Kate shook her head. “That can’t be right. I know where the money didn’t go. To the little people like my parents.”

“Those people didn’t get all their money back but they got most of it and that came straight out of my pocket. I paid them out everything I had. Irwin didn’t do that. He still had property and assets in the names of other companies but he didn’t sell them off. I did everything I could. I did my best, damn it.”

Kate took to her feet too. It was time someone stood up to Daniel Webb.

“It wasn’t enough,” she said. “My parents were ruined. They went back to square one after decades of working and saving. Innocent people suffered. I can’t be with someone who has done something like that.”

Daniel pleaded with his hands. “Don’t you realise I lost out in every way.
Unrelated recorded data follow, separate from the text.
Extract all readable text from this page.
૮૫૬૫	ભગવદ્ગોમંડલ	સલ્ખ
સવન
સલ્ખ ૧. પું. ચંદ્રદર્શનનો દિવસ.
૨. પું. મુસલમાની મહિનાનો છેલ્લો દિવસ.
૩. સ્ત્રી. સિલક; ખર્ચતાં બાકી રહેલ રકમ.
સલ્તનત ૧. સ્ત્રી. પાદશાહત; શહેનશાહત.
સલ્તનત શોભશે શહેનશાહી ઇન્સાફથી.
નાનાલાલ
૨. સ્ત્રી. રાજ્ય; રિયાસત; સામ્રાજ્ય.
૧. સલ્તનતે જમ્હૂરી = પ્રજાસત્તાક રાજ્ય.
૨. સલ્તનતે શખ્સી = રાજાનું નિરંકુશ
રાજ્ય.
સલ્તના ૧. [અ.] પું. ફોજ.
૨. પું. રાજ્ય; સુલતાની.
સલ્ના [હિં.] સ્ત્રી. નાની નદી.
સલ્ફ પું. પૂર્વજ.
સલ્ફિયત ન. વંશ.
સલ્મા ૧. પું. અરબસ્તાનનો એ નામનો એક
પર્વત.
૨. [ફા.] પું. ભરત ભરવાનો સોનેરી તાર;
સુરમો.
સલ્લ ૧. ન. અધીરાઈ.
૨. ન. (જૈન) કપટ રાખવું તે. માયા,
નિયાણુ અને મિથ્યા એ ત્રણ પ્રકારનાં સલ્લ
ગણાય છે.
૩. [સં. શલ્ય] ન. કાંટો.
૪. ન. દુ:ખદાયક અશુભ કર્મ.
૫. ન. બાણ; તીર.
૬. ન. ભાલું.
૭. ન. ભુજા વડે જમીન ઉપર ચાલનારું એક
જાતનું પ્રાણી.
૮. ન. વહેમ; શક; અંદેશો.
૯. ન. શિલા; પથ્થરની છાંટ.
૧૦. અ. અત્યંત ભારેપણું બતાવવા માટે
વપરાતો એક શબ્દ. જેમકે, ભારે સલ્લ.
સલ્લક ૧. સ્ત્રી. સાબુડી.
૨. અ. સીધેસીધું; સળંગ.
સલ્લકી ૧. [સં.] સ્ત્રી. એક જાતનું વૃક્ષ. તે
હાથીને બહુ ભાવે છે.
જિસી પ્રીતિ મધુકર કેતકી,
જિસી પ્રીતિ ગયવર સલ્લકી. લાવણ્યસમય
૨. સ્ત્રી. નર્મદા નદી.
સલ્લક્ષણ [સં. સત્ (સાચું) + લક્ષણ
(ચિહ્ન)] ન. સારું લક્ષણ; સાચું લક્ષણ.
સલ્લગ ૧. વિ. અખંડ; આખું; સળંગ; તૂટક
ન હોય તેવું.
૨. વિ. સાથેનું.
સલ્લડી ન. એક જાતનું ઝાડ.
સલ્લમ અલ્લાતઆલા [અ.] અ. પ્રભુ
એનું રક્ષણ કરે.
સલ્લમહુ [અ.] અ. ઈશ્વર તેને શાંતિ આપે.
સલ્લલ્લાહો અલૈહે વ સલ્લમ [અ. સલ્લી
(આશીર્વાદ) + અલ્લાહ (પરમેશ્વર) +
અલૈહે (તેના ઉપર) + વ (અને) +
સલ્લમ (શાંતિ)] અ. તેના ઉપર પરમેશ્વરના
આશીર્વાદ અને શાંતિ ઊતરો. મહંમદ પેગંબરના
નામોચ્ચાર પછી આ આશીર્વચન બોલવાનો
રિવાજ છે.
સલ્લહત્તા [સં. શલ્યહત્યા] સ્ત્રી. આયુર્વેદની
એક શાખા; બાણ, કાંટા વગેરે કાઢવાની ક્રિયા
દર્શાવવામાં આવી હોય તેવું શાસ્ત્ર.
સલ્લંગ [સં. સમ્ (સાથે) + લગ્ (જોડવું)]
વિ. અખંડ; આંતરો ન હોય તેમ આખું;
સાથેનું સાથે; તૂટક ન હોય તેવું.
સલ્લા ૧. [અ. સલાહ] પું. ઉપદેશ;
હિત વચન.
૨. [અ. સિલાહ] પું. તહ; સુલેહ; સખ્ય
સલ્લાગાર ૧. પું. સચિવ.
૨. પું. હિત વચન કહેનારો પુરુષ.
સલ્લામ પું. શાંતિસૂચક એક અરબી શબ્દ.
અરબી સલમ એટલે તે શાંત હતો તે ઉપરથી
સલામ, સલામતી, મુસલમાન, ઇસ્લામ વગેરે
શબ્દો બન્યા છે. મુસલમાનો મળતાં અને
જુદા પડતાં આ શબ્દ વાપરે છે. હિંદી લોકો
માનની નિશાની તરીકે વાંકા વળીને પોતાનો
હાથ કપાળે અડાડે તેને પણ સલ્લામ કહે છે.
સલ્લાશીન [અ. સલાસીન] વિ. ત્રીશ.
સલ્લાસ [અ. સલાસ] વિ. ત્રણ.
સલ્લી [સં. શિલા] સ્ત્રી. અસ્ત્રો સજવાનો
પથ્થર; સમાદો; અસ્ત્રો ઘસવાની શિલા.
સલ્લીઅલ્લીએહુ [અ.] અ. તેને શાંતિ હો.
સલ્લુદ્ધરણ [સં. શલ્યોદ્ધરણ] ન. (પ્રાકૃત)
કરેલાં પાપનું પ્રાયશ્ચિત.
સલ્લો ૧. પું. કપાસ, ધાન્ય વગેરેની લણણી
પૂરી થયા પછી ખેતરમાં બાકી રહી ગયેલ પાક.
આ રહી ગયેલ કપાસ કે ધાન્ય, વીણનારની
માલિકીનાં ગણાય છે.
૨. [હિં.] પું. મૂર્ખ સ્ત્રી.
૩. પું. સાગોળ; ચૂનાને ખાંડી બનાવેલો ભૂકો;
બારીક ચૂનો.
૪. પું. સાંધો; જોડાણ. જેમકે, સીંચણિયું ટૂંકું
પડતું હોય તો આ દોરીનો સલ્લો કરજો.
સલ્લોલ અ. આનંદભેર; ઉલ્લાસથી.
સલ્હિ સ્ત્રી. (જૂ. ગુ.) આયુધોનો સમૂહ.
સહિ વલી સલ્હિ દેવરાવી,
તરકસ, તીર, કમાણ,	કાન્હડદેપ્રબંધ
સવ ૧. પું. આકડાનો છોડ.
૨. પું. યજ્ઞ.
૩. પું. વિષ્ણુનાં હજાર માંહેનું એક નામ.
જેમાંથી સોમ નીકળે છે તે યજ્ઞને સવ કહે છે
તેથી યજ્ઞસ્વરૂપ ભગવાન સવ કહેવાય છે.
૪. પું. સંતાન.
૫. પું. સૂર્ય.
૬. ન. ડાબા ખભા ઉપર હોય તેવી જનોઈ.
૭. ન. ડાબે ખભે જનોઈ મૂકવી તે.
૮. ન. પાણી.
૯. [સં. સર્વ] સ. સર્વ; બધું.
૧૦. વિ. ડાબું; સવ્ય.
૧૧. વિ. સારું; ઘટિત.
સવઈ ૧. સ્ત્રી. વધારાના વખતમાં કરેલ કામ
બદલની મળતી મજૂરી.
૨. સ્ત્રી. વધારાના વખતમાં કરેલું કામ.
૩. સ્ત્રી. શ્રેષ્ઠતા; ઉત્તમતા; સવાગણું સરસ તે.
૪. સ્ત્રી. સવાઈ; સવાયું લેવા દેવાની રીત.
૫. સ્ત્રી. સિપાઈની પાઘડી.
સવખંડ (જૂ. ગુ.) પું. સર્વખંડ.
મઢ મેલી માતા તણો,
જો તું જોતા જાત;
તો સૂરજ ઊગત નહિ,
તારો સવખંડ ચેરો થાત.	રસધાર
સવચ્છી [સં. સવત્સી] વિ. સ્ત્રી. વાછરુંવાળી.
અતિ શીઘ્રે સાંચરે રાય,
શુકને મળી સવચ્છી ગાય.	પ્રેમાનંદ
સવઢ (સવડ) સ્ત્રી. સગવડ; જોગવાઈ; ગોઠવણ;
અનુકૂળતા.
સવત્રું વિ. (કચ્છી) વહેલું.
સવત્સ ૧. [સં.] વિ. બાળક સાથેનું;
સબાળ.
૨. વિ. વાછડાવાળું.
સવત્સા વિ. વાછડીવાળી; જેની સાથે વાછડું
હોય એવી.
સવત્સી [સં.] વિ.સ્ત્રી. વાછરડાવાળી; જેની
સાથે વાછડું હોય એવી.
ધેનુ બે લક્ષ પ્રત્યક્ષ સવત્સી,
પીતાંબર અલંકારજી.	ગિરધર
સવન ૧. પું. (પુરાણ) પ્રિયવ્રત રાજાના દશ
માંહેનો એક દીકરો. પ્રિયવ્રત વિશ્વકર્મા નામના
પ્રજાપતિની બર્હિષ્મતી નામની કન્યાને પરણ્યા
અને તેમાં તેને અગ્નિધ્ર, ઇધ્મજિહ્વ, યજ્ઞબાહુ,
I had nothing. I had to get finance and set up a new business. Not to mention losing my fiancée. Talk about rubbing salt into the wound. As if the financial stress and scandal wasn’t enough, I had to lose the woman I loved. Yet you think I’m some kind of thief?”

“I know what happened with Irwin Webb. It doesn’t make any difference if it was ten years ago or ten days. My parents lost everything.”

Daniel’s eyes narrowed. “Ask Ray Price if you don’t believe me. He was there when this all happened and he stood by me. Not many people did. My partner was shonky, not me. I paid out as much money as I could. I did my best.”

“You can’t lie to me. I know, Daniel. I’ve always known but I’ve been fooling myself that it didn’t matter.” Shaking her head, she added, “It was never going to work between us. It was never going to be more than a fling. A bit of fun. But it’s not fun any more.”

“Do you really think I’m a liar? A con man? That I have no integrity.” He raised his voice. “Do you have any idea what an insult that is to me?”

“I don’t know. Is it as insulting as asking me to be some second-rate mistress who’ll bear your children?”

Daniel stepped backwards. “Damn it, ten years go I lost my fiancée because I didn’t keep the money for myself. And now I’m paying for it all over again. I’m going to lose you because it wasn’t enough. Nothing I do can be enough.”

Kate lowered her gaze. “You should never have come tonight. You should have just left it.”

His upper lip curled to a sneer. “Then I’d never have known exactly how little you think of me.”

She heard his footsteps as he walked to the door but couldn’t bring herself to look up.

“You were right,” he said. “This will never work.”